Elle ajoutait aussi « Tu auras toutes les femmes à tes pieds ». Roman, devenu Romain, poursuit ses études au lycée puis part étudier le droit à Paris. Il obtient la nationalité française en 1935. Engagé dans les Forces Aériennes Françaises Libres durant la Seconde Guerre mondiale, compagnon de la Libération, il prend (et conservera) le pseudonyme de Gary comme nom de résistant. Gary (Gari !), expliquait-il, veut dire « brûle ! » en russe à l’impératif. « C’est un ordre auquel je ne me suis jamais dérobé, ni dans mon œuvre, ni dans ma vie ».

“Avec l’amour maternel, la vie vous fait une promesse qu’elle ne tient jamais. ”

Romain Gary

Ses brillants états de service lui valent d’être décoré commandeur de la Légion d’honneur à la fin de la guerre. Romain Gary embrasse la carrière diplomatique dès 1945. Cette même année, paraît son premier roman L’Éducation européenne, précédé, néanmoins dès 1933, du Vin des morts resté inédit jusqu’en 2014 (voir p. 13). C’est avec Les Racines du ciel (prix Goncourt 1956) qu’il est révélé au grand public. À partir de la publication de La Promesse de l’aube, en 1960, l’un des plus beaux portraits de mère de la littérature, il se consacre de plus en plus à l’écriture et quitte le Quai d’Orsay l’année suivante, après avoir représenté la France en Bulgarie, en Suisse, en Bolivie et aux États-Unis.

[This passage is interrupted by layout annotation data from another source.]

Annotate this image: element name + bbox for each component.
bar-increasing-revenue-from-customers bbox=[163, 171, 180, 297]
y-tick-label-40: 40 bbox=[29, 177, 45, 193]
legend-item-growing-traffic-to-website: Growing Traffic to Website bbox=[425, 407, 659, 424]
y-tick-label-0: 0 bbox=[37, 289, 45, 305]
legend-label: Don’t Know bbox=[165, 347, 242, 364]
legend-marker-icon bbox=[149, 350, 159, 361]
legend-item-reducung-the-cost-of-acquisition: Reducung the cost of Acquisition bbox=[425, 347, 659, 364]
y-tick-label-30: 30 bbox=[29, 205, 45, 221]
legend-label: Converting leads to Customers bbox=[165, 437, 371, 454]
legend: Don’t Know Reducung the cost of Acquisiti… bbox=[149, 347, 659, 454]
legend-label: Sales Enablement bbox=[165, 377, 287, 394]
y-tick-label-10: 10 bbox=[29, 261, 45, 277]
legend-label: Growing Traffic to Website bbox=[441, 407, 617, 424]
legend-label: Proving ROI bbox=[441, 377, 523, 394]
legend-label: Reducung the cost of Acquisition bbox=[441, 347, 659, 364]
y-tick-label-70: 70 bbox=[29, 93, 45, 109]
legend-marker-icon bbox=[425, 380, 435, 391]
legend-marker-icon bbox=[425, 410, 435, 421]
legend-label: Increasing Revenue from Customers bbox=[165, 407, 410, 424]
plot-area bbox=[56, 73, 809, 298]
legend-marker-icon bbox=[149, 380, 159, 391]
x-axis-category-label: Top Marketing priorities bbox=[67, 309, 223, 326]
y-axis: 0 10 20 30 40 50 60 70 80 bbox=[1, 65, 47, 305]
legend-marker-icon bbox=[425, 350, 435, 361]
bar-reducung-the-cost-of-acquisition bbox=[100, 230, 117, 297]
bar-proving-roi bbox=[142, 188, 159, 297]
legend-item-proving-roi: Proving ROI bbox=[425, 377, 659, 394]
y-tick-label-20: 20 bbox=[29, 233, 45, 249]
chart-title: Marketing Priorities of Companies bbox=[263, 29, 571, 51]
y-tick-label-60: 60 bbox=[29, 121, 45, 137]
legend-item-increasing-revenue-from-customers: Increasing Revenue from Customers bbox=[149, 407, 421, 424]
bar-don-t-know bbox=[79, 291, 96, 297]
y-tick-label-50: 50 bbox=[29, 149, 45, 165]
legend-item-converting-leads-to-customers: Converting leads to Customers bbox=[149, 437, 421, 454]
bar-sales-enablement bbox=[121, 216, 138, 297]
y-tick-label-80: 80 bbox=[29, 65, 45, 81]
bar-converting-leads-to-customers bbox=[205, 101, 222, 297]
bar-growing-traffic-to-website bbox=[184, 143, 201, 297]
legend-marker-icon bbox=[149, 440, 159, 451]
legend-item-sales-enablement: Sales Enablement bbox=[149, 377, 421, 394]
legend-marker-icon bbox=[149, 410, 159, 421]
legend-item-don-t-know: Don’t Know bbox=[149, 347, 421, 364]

Il signe plusieurs dizaines de romans sous divers pseudonymes (Romain Gary, bien sûr; mais aussi Fosco Sinibaldi ou encore Shatan Bogat). Et c’est sous le nom d’Emile Ajar qu’il obtient un second prix Goncourt en 1975 avec La Vie devant soi. Une extraordinaire supercherie littéraire, un inédit pied de nez qu’il révélera dans son œuvre posthume Vie et mort d’Émile Ajar (1981).

Deux ans avant son suicide, le 2 décembre 1980, il publie Au-delà de cette limite, votre ticket n’est plus valable, confidences cyniques et angoissées d’un sexagénaire obsédé par le mythe de la virilité et le déclin sexuel.

Romain Gary laissera une lettre mystérieusement datée « Jour J » dans laquelle il précise : « Aucun rapport avec Jean Seberg », actrice dont il fut l’époux de 1963 à 1970 et qui s’était donné la mort l’année précédente.

Romain Gary, sa mère, la femme et les femmes

La figure de la mère est évoquée dès les premières pages de La Promesse de l’aube, Gary la décrit comme « un centre de gravité qui l’a sauvé ». Mais il observe : « Avec l’amour d’une mère, la vie vous a fait à l’aube une promesse qu’elle ne tient jamais ».

On prête volontiers à Romain Gary une solide réputation de séducteur. Sa relation aux femmes est chaotique. Mélancolie ? Solitude ? Instabilité ? Il accumule les conquêtes pour très vite s’en lasser. Dans un passage devenu célèbre, il déplore qu’au- cun amour ne puisse concurrencer celui que sa mère lui portait : « Il n’est pas bon d’être tellement aimé, si jeune, si tôt ; ça vous donne de mauvaises habitudes. On croit que ça existe ailleurs, que ça peut se retrouver. Avec l’amour maternel, la vie vous fait une promesse qu’elle ne tient jamais. On est ensuite obligé de manger froid jusqu’à la fin de ses jours. Après cela, chaque fois qu’une femme vous serre sur son cœur, ce ne sont plus que des condoléances. » Dans un document diffusé sur Arte, il confesse : « Ma mère m’a eu tard, à 35 ans, et toute sa personnalité s’est cristallisée sur moi. Elle a vécu une vie d’échec et j’apportais pour elle une « promesse de triomphe », comme elle disait (…) Il s’agissait pour moi de rembourser ma mère, non pas de ce qu’elle a fait pour moi, mais de toutes les saloperies que la vie et le destin ont faites contre elle. »

« La seule chose qui m’intéresse, c’est la femme, je ne dis pas les femmes, attention, je dis la femme, la féminité, affirme-t-il dans un entretien à Radio Canada en 1980, mon rapport avec les femmes a été d’abord un respect et une adoration pour ma mère, qui s’est sacrifiée pour moi, et un amour des femmes dans toutes les dimensions de la féminité ».